CXMT (ChangXin Memory Technologies) ist nicht die erste namhafte chinesische Firma, die sich gerichtlich gegen diese Blacklist der USA wehrt. Schon im Juni hatte das chinesische Technik- und Onlinehandelsunternehmen Alibaba die US-Regierung verklagt, um die Einstufung des Pentagon rückgängig zu machen. Zwar haben auf der schwarzen Liste geführte Firmen keine Sanktionen zu fürchten, aber es schränkt mögliche Geschäfte mit dem US-amerikanischen Militär und finanzielle Unterstützung für Forschungsprojekte ein.
Zudem würde die Blacklist der Reputation der Unternehmen schaden, wie sowohl Alibaba als auch CXMT betonen. Die Geschäfte würden darunter leiden. Der Speicherhersteller bezeichnet die Einstufung laut chinesischer Medien als willkürlich und als Verletzung des ordnungsgemäßen Verfahrens. Deshalb wurde das US-Bezirksgericht für den District of Columbia, wo das Pentagon sitzt, angerufen, um CXMT von der schwarzen Listen löschen zu lassen.
"CXMT ist kein Militärunternehmen und hat keine Verbindung zum chinesischen Militär", heißt es laut Bloomberg in einer Stellungnahme der Firma. "Seit der ursprünglichen Listung im Januar 2025 hat CXMT fortlaufend Rufschädigungen und wirtschaftliche Nachteile erlitten. Das Unternehmen verfolgt dieses Verfahren, um seinen Ruf und seine geschäftlichen Interessen zu schützen."
Der Chiphersteller betont gleichzeitig, dass die Blacklist den täglichen Betrieb nicht beeinträchtigt. Das zeigte sich bereits Ende Juli, als CXMT als größter chinesischer Speicherhersteller mit einem Knall an die Börse kam. Durch einen rasanten Kursanstieg direkt zum Börsengang wurde CXMT fast zur wertvollsten chinesischen Firma. Der erste Quartalsbericht Ende letzter Woche weist für das erste Halbjahr mehr als den doppelten Umsatz aus, als CXMT im ganzen letzten Jahr verzeichnen konnte.

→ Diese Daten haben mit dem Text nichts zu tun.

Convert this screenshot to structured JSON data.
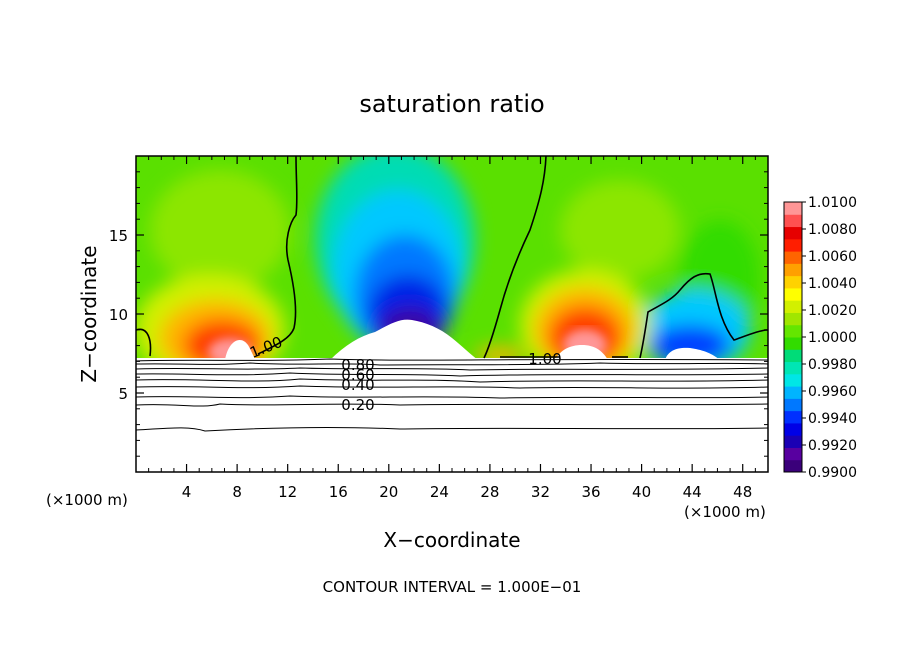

Ziel der Klage CXMTs dürfte deshalb sein, den eigenen Ruf zu verbessern. Denn nachdem Apple RAM von dem chinesischen Hersteller getestet hatte, um dieses eventuell für China-Modelle des iPhones einzusetzen, wollten US-Senatoren Apple vom Kauf abhalten. Schließlich machte auch die US-Regierung Druck auf Apple wegen RAM aus China. Zwar kann die US-Regierung Apple deswegen nicht sanktionieren, aber eine Entfernung CXMTs von der Blacklist könnte den politischen Druck mindern.